SGA: Show us the money!


In our editorial last week, we talked about how the recent leak of the Panama Papers demonstrates the much-needed role of newspapers to bring transparency and accountability to those in power. Recent interactions with our own leaders, here on campus, have caused us to exercise this principle in a more practical sense.

As Chartered Student Organizations (CSOs) undergo the annual funding process, every student group at SLU must submit a proposed budget for the upcoming year to SGA’s Appropriations Committee, a small panel of representatives that includes the VP of Finance. The panel will then determine how much money to allot each student group; CSOs unsatisfied with the funding they receive can appeal this decision to the entire Senate, who will reconsider and vote on a final total. This may be more, the same, or even less than the original amount.

Last week, the UNews requested to see a comprehensive list of approved budgets for each CSO for an upcoming article. We also asked if one of our editors could sit in and observe some of the appeals meetings. Both of these requests were denied. SGA cited a concern for CSOs’ privacy as the reason behind this decision.

We consider this to be a shameful decision on behalf of SGA. The funding for CSOs comes from the Student Activity Fee, a mandatory payment of $55 charged to every SLU student, once a semester. This amounts to an estimated annual total of around $900,000. Members of the committee have complete discretion over how this money is spent.

The UNews Editorial Board believes that it is our right as students, and our responsibility as journalists, to push back against SGA’s closed-door policy for CSO funding.

Of course, we understand that SGA must make nuanced and often difficult choices regarding funding every year, and we respect the process used to make these choices. Furthermore, we recognize that CSOs deserve a certain degree of privacy over their financial affairs. Financial information is always sensitive; allowing the entire student population to second-guess every single purchase and transaction would open the door to unnecessary criticism and blame for both SGA and the CSOs themselves.

However, when such a significant amount of money is taken from students and is intended for the betterment of student life, people have a right to know how that money is being spent. Without public records of the totals, interested parties must rely on rumor and hearsay to determine who is getting what. Individually asking CSOs for their budgets could potentially lead to incomplete and inaccurate views of how SGA distributes its funds. As a newspaper, we could offer the proper context and platform to make this information accessible, in a way that services students’ interests without needlessly disrupting the funding process.
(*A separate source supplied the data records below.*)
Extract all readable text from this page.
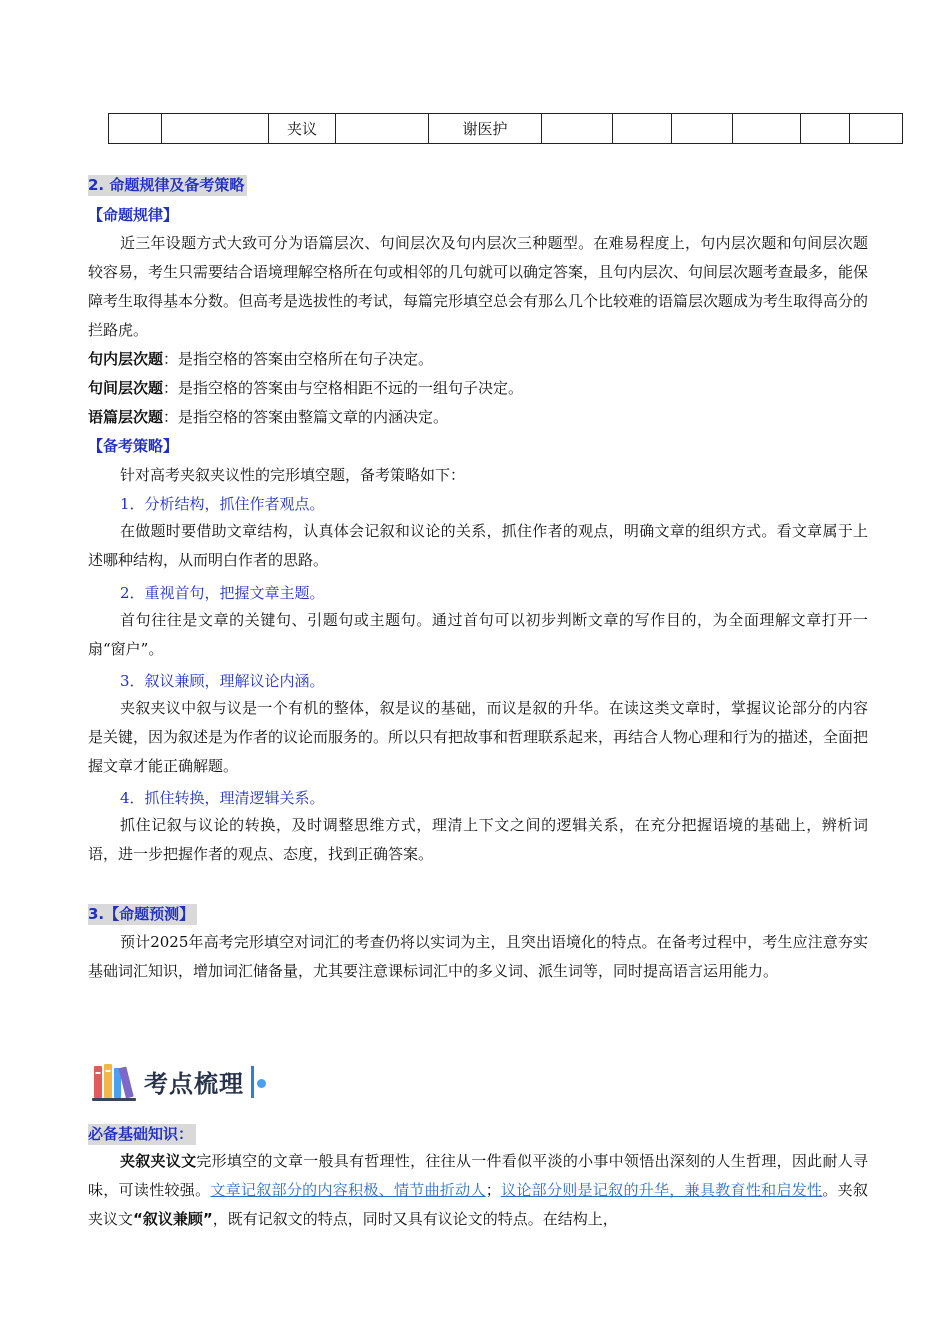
		夹议		谢医护						
2. 命题规律及备考策略
【命题规律】
近三年设题方式大致可分为语篇层次、句间层次及句内层次三种题型。在难易程度上，句内层次题和句间层次题较容易，考生只需要结合语境理解空格所在句或相邻的几句就可以确定答案，且句内层次、句间层次题考查最多，能保障考生取得基本分数。但高考是选拔性的考试，每篇完形填空总会有那么几个比较难的语篇层次题成为考生取得高分的拦路虎。
句内层次题：是指空格的答案由空格所在句子决定。
句间层次题：是指空格的答案由与空格相距不远的一组句子决定。
语篇层次题：是指空格的答案由整篇文章的内涵决定。
【备考策略】
针对高考夹叙夹议性的完形填空题，备考策略如下：
1．分析结构，抓住作者观点。
在做题时要借助文章结构，认真体会记叙和议论的关系，抓住作者的观点，明确文章的组织方式。看文章属于上述哪种结构，从而明白作者的思路。
2．重视首句，把握文章主题。
首句往往是文章的关键句、引题句或主题句。通过首句可以初步判断文章的写作目的，为全面理解文章打开一扇“窗户”。
3．叙议兼顾，理解议论内涵。
夹叙夹议中叙与议是一个有机的整体，叙是议的基础，而议是叙的升华。在读这类文章时，掌握议论部分的内容是关键，因为叙述是为作者的议论而服务的。所以只有把故事和哲理联系起来，再结合人物心理和行为的描述，全面把握文章才能正确解题。
4．抓住转换，理清逻辑关系。
抓住记叙与议论的转换，及时调整思维方式，理清上下文之间的逻辑关系，在充分把握语境的基础上，辨析词语，进一步把握作者的观点、态度，找到正确答案。
3.【命题预测】
预计2025年高考完形填空对词汇的考查仍将以实词为主，且突出语境化的特点。在备考过程中，考生应注意夯实基础词汇知识，增加词汇储备量，尤其要注意课标词汇中的多义词、派生词等，同时提高语言运用能力。
考点梳理
必备基础知识：
夹叙夹议文完形填空的文章一般具有哲理性，往往从一件看似平淡的小事中领悟出深刻的人生哲理，因此耐人寻味，可读性较强。文章记叙部分的内容积极、情节曲折动人；议论部分则是记叙的升华，兼具教育性和启发性。夹叙夹议文“叙议兼顾”，既有记叙文的特点，同时又具有议论文的特点。在结构上，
Besides, local, state and federal governments all tell taxpayers where their money is going. What makes SGA any different? The scope may be smaller, but the need for transparency is just as pressing here as it is anywhere else.

As we have previously discussed in this space, SLU’s student government has a paradoxical relationship with the students it purportedly represents: the growing lack of student engagement makes the organization increasingly unaccountable to the student body, and thereby more powerful. Members of the Executive Board for next year ran in unopposed elections; the average student is largely unaware and uninterested in the happenings of SGA. Ironically, this gives SGA an unreasonable degree of freedom to govern the lives of students and offers no means of recourse against their actions.
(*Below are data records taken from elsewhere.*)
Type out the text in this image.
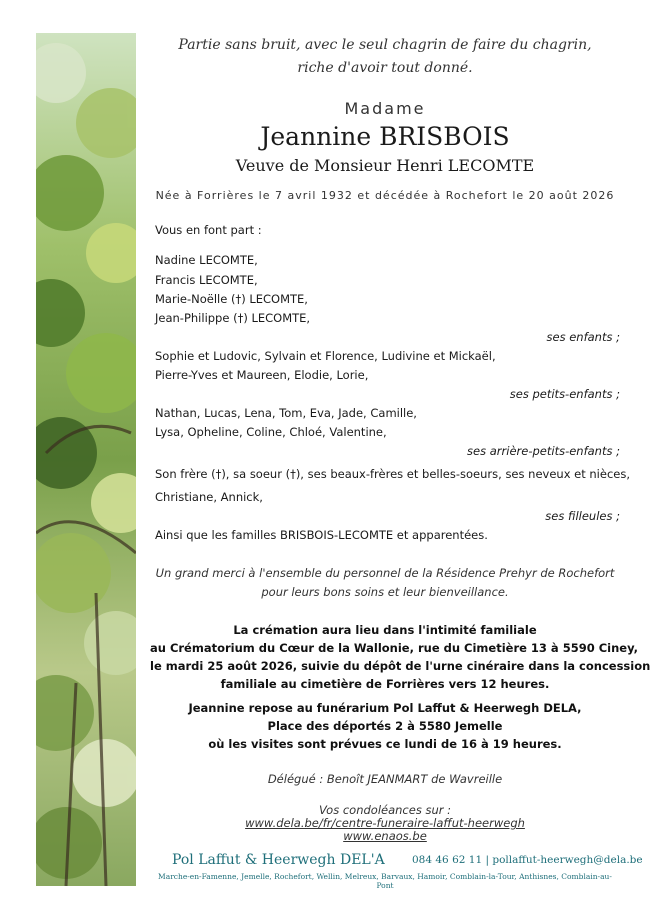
Partie sans bruit, avec le seul chagrin de faire du chagrin,
riche d'avoir tout donné.
Madame
Jeannine BRISBOIS
Veuve de Monsieur Henri LECOMTE
Née à Forrières le 7 avril 1932 et décédée à Rochefort le 20 août 2026
Vous en font part :
Nadine LECOMTE,
Francis LECOMTE,
Marie-Noëlle (†) LECOMTE,
Jean-Philippe (†) LECOMTE,
ses enfants ;
Sophie et Ludovic, Sylvain et Florence, Ludivine et Mickaël,
Pierre-Yves et Maureen, Elodie, Lorie,
ses petits-enfants ;
Nathan, Lucas, Lena, Tom, Eva, Jade, Camille,
Lysa, Opheline, Coline, Chloé, Valentine,
ses arrière-petits-enfants ;
Son frère (†), sa soeur (†), ses beaux-frères et belles-soeurs, ses neveux et nièces,
Christiane, Annick,
ses filleules ;
Ainsi que les familles BRISBOIS-LECOMTE et apparentées.
Un grand merci à l'ensemble du personnel de la Résidence Prehyr de Rochefort
pour leurs bons soins et leur bienveillance.
La crémation aura lieu dans l'intimité familiale
au Crématorium du Cœur de la Wallonie, rue du Cimetière 13 à 5590 Ciney,
le mardi 25 août 2026, suivie du dépôt de l'urne cinéraire dans la concession
familiale au cimetière de Forrières vers 12 heures.
Jeannine repose au funérarium Pol Laffut & Heerwegh DELA,
Place des déportés 2 à 5580 Jemelle
où les visites sont prévues ce lundi de 16 à 19 heures.
Délégué : Benoît JEANMART de Wavreille
Vos condoléances sur :
www.dela.be/fr/centre-funeraire-laffut-heerwegh
www.enaos.be
Pol Laffut & Heerwegh DEL'A	084 46 62 11 | pollaffut-heerwegh@dela.be
Marche-en-Famenne, Jemelle, Rochefort, Wellin, Melreux, Barvaux, Hamoir, Comblain-la-Tour, Anthisnes, Comblain-au-Pont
Between finals, graduation, weekend parties and the start of baseball season, it’s easy to see why people might not care about the nuances of student politics. And why should they? Assuming it is conducted as smoothly and fairly as claimed, the process for funding and appeals should be mundane, even downright boring.

But until the information is made public, we have no guarantee that this is the case.

CSO funding is something that affects nearly every facet of student life. Whether involved in club sports, acapella troupes, or activist and charity organizations, every SLU student has a stake in SGA’s funding process, not to mention the money they were required to put into it. When a handful of people control almost $1 million of our money, we owe it to ourselves to at least take a look at how it’s being spent.